What this means is that we act out of compassion, based on an understanding of our common human condition. My being and your being are the creation of our collective being, proving that each one of us owes our existence to another. In leadership positions, Ubuntu can be a strong foundation upon which to build business thinking, serving as a compass of moral ethics.

Another person who strongly values and stresses Ubuntu through his theology is Archbishop Emeritus Bishop Mpilo Tutu, who is well-known for invoking Ubuntu ethics to evaluate South African society. Credit should be given to him for familiarising politicians, scholars and activists around the world with the term. He believes that when dealing with wrongdoers and victims, there is no justification for an eye for an eye. According to him, South Africa was correct in dealing with the Apartheid era and politics by seeking restorative justice. Tutu feels Apartheid did not only prevent races from identifying with each other, but it also inhibited solidarity with one another. He believes Apartheid made people less human. They failed to share power, wealth, land and opportunities with each other.

One of his most prominent claims is that Apartheid damaged not only black people but also white people. Despite it resulting in most white people becoming well off, they were morally corrupted and not as good as they could be as human beings. For Tutu, reconciliation meant wrongdoers and those who benefitted should acknowledge their wrongdoing and seek to repair the damage that they did. In his words: “Unless there is real material transformation in the lives of those who have been Apartheid victims, we might as well kiss reconciliation goodbye. It won’t just happen without some reparation.”

Tutu’s idea of humanness, harmony and reconciliation stresses his rejection of the western idea that what is valuable about us as humans is our autonomy. “We are different so that we can know our need of one another, for no one is ultimately self-sufficient. The completely self-sufficient person would be sub-human,” he said.

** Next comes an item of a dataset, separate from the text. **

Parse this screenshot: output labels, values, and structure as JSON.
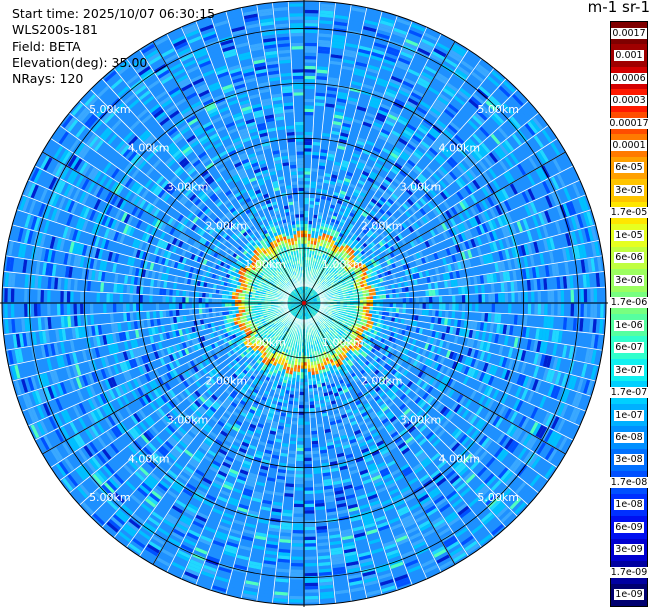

Ubuntu was one of the major philosophies that were used in the Truth and Reconciliation Commission (TRC) framework. Mandela’s new democratically-elected government wanted to create a course of action that would serve as an example to the rest of the world. Legally, the TRC was based on the National Unity and Reconciliation Act (NURA) of 1995. The passage from the 1993 Interim Constitution Act states: “The adoption of this Constitution lays the secure foundation for the people of South Africa to transcend the divisions and strife of the past, which generated gross violations of human rights, the transgression of humanitarian principles in violent conflicts and a legacy of hatred, fear, guilt and revenge. These can now be addressed on the basis that there is a need for understanding but not for vengeance, a need for reparation but not retaliation, a need for Ubuntu but not for victimisation.”

The intention of the new democratic government was clear; Mandela’s objective was to make provision for restorative justice, instead of punitive justice, to unify South Africa. Tutu shared the same sentiments. All this is evidence that Ubuntu was at the heart of South Africa at its most sensitive time. The new Constitution and the Truth and Reconciliation Commission were the measures put in place to restore the country. The TRC’s main task was to unearth what the Apartheid government had done using its three main structures: the Human Rights Violations Committee, the Amnesty Committee and the Reparation and Rehabilitation Committee.

The positive connotations surrounding Ubuntu show us the extent to which it was really a need for South Africa in order to secure understanding and reparation. National unity is the most important principle that secures a successful government.

As we celebrate Mandela Day, we need to reflect and celebrate the legacy he left, a legacy of doing good when no one is looking, a spirit of consideration, humanness, brotherhood and respect.